Cool Stuff: How Sleep and Thermoregulation Influence Antidepressant-Induced Brain Plasticity Signaling

Current conventional medications have failed to curb the rising incidence of depression and are hindered by their side effects and slow onset of action. Electroconvulsive therapy (ECT) and the NMDA receptor antagonist ketamine are more effective but limited to treatment-resistant patients. The mechanism behind alleviation of depressive symptoms has been a subject of a lengthy debate, but brain plasticity appears to play a central role. Various therapeutic modalities converge on brain derived neurotrophic factor (BDNF) receptor TrkB signaling pathway targets, such as mTOR and GSK3β. However, targeting TrkB-signaling in drug development is complicated due to its involvement in fundamental physiological processes. Emerging evidence suggests that some of these physiological processes, particularly sleep physiology, may contribute to the antidepressant effect.

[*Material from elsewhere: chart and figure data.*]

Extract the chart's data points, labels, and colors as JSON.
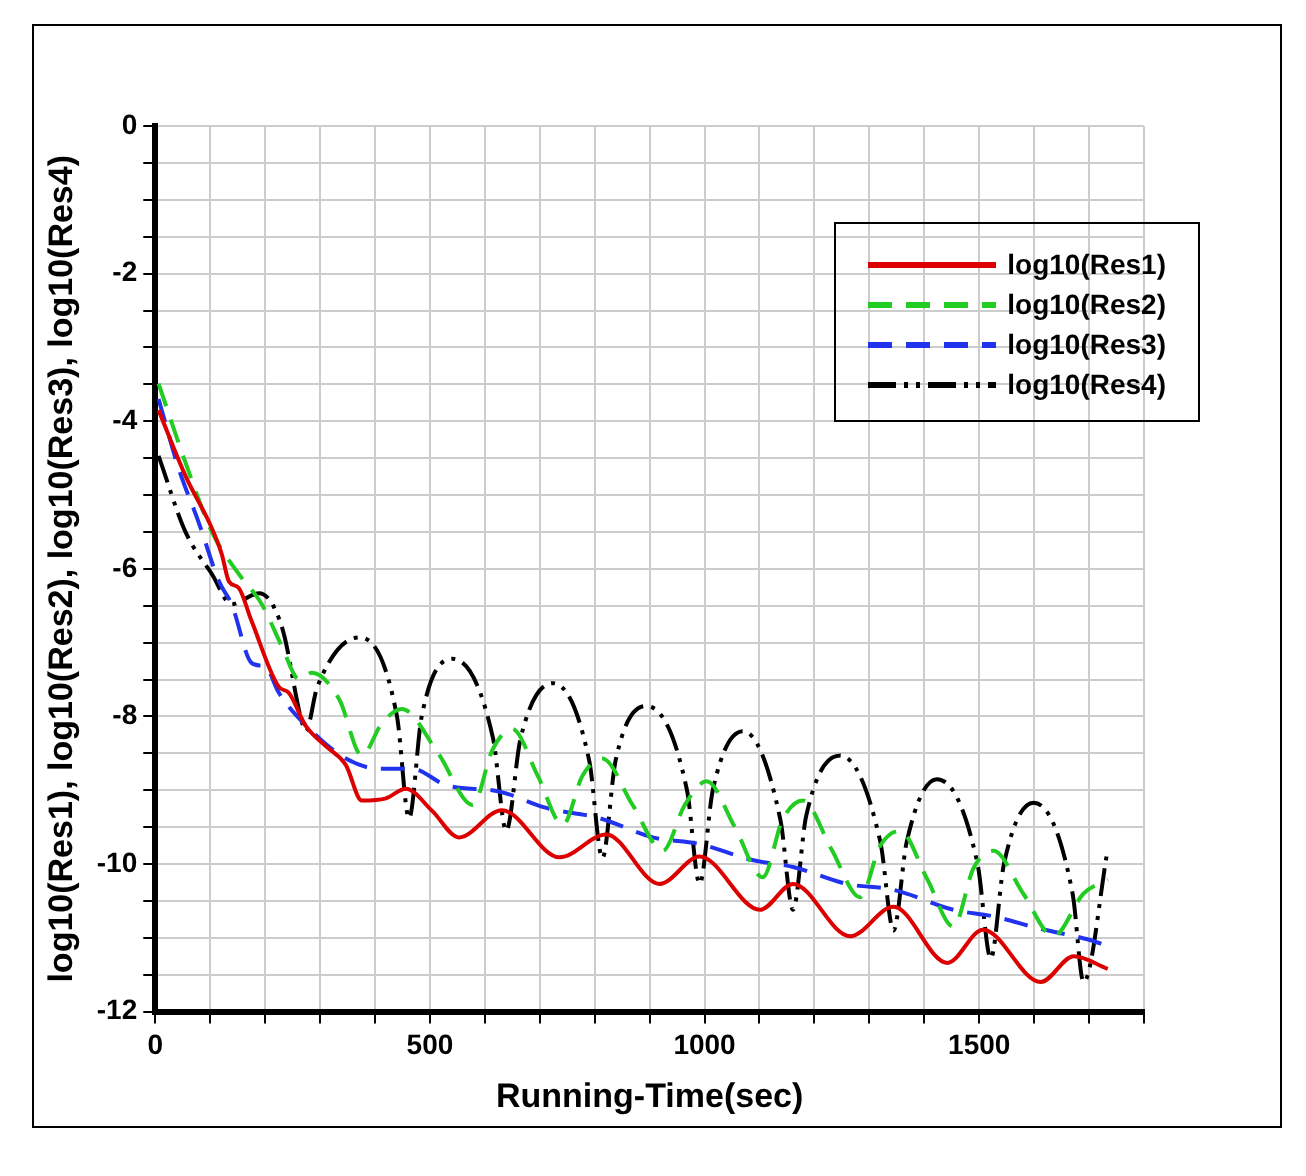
{
  "chart_data": {
    "type": "line",
    "xlabel": "Running-Time(sec)",
    "ylabel": "log10(Res1), log10(Res2), log10(Res3), log10(Res4)",
    "xlim": [
      0,
      1800
    ],
    "ylim": [
      -12,
      0
    ],
    "xticks": [
      0,
      {
        "value": 100,
        "label": null
      },
      {
        "value": 200,
        "label": null
      },
      {
        "value": 300,
        "label": null
      },
      {
        "value": 400,
        "label": null
      },
      500,
      {
        "value": 600,
        "label": null
      },
      {
        "value": 700,
        "label": null
      },
      {
        "value": 800,
        "label": null
      },
      {
        "value": 900,
        "label": null
      },
      1000,
      {
        "value": 1100,
        "label": null
      },
      {
        "value": 1200,
        "label": null
      },
      {
        "value": 1300,
        "label": null
      },
      {
        "value": 1400,
        "label": null
      },
      1500,
      {
        "value": 1600,
        "label": null
      },
      {
        "value": 1700,
        "label": null
      },
      {
        "value": 1800,
        "label": null
      }
    ],
    "yticks": [
      -12,
      {
        "value": -11.5,
        "label": null
      },
      {
        "value": -11,
        "label": null
      },
      {
        "value": -10.5,
        "label": null
      },
      -10,
      {
        "value": -9.5,
        "label": null
      },
      {
        "value": -9,
        "label": null
      },
      {
        "value": -8.5,
        "label": null
      },
      -8,
      {
        "value": -7.5,
        "label": null
      },
      {
        "value": -7,
        "label": null
      },
      {
        "value": -6.5,
        "label": null
      },
      -6,
      {
        "value": -5.5,
        "label": null
      },
      {
        "value": -5,
        "label": null
      },
      {
        "value": -4.5,
        "label": null
      },
      -4,
      {
        "value": -3.5,
        "label": null
      },
      {
        "value": -3,
        "label": null
      },
      {
        "value": -2.5,
        "label": null
      },
      -2,
      {
        "value": -1.5,
        "label": null
      },
      {
        "value": -1,
        "label": null
      },
      {
        "value": -0.5,
        "label": null
      },
      0
    ],
    "grid": true,
    "legend": "top right",
    "marker": "none",
    "series": [
      {
        "name": "log10(Res1)",
        "color": "#dd0000",
        "line_style": "solid",
        "x": [
          6,
          55,
          103,
          121,
          134,
          152,
          175,
          225,
          243,
          274,
          310,
          347,
          376,
          420,
          456,
          504,
          553,
          631,
          736,
          821,
          918,
          991,
          1101,
          1161,
          1265,
          1344,
          1442,
          1507,
          1612,
          1672,
          1734
        ],
        "values": [
          -3.85,
          -4.74,
          -5.45,
          -5.8,
          -6.17,
          -6.26,
          -6.7,
          -7.6,
          -7.68,
          -8.13,
          -8.4,
          -8.66,
          -9.14,
          -9.11,
          -8.98,
          -9.28,
          -9.64,
          -9.27,
          -9.91,
          -9.6,
          -10.27,
          -9.9,
          -10.62,
          -10.27,
          -10.98,
          -10.58,
          -11.34,
          -10.89,
          -11.6,
          -11.25,
          -11.42
        ]
      },
      {
        "name": "log10(Res2)",
        "color": "#22cc22",
        "line_style": "dashed",
        "x": [
          6,
          55,
          103,
          152,
          194,
          231,
          262,
          285,
          335,
          376,
          412,
          449,
          515,
          578,
          614,
          650,
          696,
          742,
          778,
          814,
          869,
          924,
          964,
          1004,
          1055,
          1106,
          1142,
          1179,
          1231,
          1283,
          1320,
          1356,
          1405,
          1453,
          1490,
          1526,
          1580,
          1635,
          1690,
          1734
        ],
        "values": [
          -3.49,
          -4.56,
          -5.5,
          -6.07,
          -6.48,
          -7.06,
          -7.5,
          -7.41,
          -7.77,
          -8.53,
          -8.1,
          -7.9,
          -8.5,
          -9.2,
          -8.45,
          -8.17,
          -8.8,
          -9.47,
          -8.8,
          -8.57,
          -9.2,
          -9.82,
          -9.2,
          -8.88,
          -9.5,
          -10.18,
          -9.4,
          -9.14,
          -9.8,
          -10.45,
          -9.75,
          -9.55,
          -10.2,
          -10.85,
          -10.05,
          -9.82,
          -10.4,
          -10.98,
          -10.4,
          -10.21
        ]
      },
      {
        "name": "log10(Res3)",
        "color": "#2233ee",
        "line_style": "dashed",
        "x": [
          6,
          43,
          79,
          116,
          139,
          176,
          201,
          225,
          285,
          347,
          408,
          468,
          529,
          627,
          712,
          809,
          906,
          991,
          1089,
          1161,
          1259,
          1344,
          1453,
          1526,
          1612,
          1697,
          1734
        ],
        "values": [
          -3.7,
          -4.65,
          -5.37,
          -6.17,
          -6.48,
          -7.28,
          -7.33,
          -7.68,
          -8.2,
          -8.57,
          -8.71,
          -8.71,
          -8.93,
          -9.02,
          -9.24,
          -9.38,
          -9.64,
          -9.73,
          -9.95,
          -10.04,
          -10.27,
          -10.35,
          -10.62,
          -10.71,
          -10.88,
          -11.02,
          -11.11
        ]
      },
      {
        "name": "log10(Res4)",
        "color": "#000000",
        "line_style": "dotted",
        "x": [
          6,
          55,
          103,
          139,
          189,
          231,
          266,
          274,
          295,
          371,
          440,
          462,
          485,
          541,
          615,
          639,
          665,
          724,
          790,
          814,
          838,
          894,
          968,
          991,
          1015,
          1070,
          1138,
          1161,
          1185,
          1247,
          1320,
          1344,
          1368,
          1423,
          1497,
          1521,
          1545,
          1599,
          1670,
          1690,
          1734
        ],
        "values": [
          -4.47,
          -5.5,
          -6.07,
          -6.48,
          -6.33,
          -6.8,
          -8.05,
          -8.2,
          -7.6,
          -6.93,
          -8.0,
          -9.38,
          -8.0,
          -7.22,
          -8.3,
          -9.55,
          -8.3,
          -7.55,
          -8.6,
          -9.92,
          -8.6,
          -7.86,
          -9.0,
          -10.27,
          -9.0,
          -8.2,
          -9.4,
          -10.62,
          -9.35,
          -8.53,
          -9.7,
          -10.9,
          -9.7,
          -8.85,
          -10.0,
          -11.28,
          -10.0,
          -9.17,
          -10.4,
          -11.6,
          -9.8
        ]
      }
    ]
  }
}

This thesis investigates the physiological responses to rapid-acting antidepressants, which have been overlooked in pharmacological research. We review literature showing overlaps between ketamine’s mechanisms and sleep physiology, suggesting that ignoring these overlaps may have confounded antidepressant research. Our original in vivo research examines neurotrophic signaling in antidepressant-induced physiological responses related to three sleep characteristics: electroencephalographic (EEG) activity, metabolic rate, and thermoregulation.

We demonstrate an inverse relationship between EEG activity and TrkB signaling pathway phosphorylation during isoflurane anesthesia. A screen of pharmacologically diverse drugs shows that the signaling is not associated with a single pharmacodynamic action, but a drowsy phenotype. We demonstrate that the effect is independent of any pharmacodynamic interaction by showing TrkB activation in animals undergoing recovery sleep after sleep deprivation. Through pharmacological manipulation experiments, we confirm that EEG slowing and TrkB signaling can occur independently, evidenced by negligible TrkB phosphorylation with EEG-slowing atropine and significant TrkB activation in medetomidine-anesthesia despite EEG normalization by amphetamine-pretreatment. Next, we show that TrkB activation coincides with a hypometabolic state using metabolomics and a functional imaging method developed in this thesis. Administering inhibitors of glycolysis and lipid β-oxidation confirms the causal link between TrkB activity and metabolomic alterations. We discovered that TrkB-activating treatments induce hypothermia. Investigating the hypothermic response, we find that drug-induced TrkB signaling is prevented by maintaining body temperature within a physiological range. Warm ambient temperature abolishes signaling produced by amitriptyline, previously considered as a TrkB agonist, and this signaling occurs regardless of impaired activity-dependent BDNF release. Finally, we demonstrate that this phenomenon also applies to the ketamine-like antidepressant nitrous oxide (N₂O), and that preventing the hypothermic response abolishes N₂O’s antidepressant-like behavioral effects in an animal model.

The thesis characterizes a novel thermosensitive regulatory mechanism for TrkB activity in vivo. As a result of the oversight of physiology in past preclinical research, it is conceivable that the phenomenon has been erroneously interpreted as a marker of antidepressant effect, which would explain the high rates of translational failures in the field. The discovery sheds light on the enigmatic mechanisms of antidepressant action and opens fascinating new avenues to investigate physiological regulation of neuroplasticity for developing more effective and safer treatments for psychiatric disorders such as depression.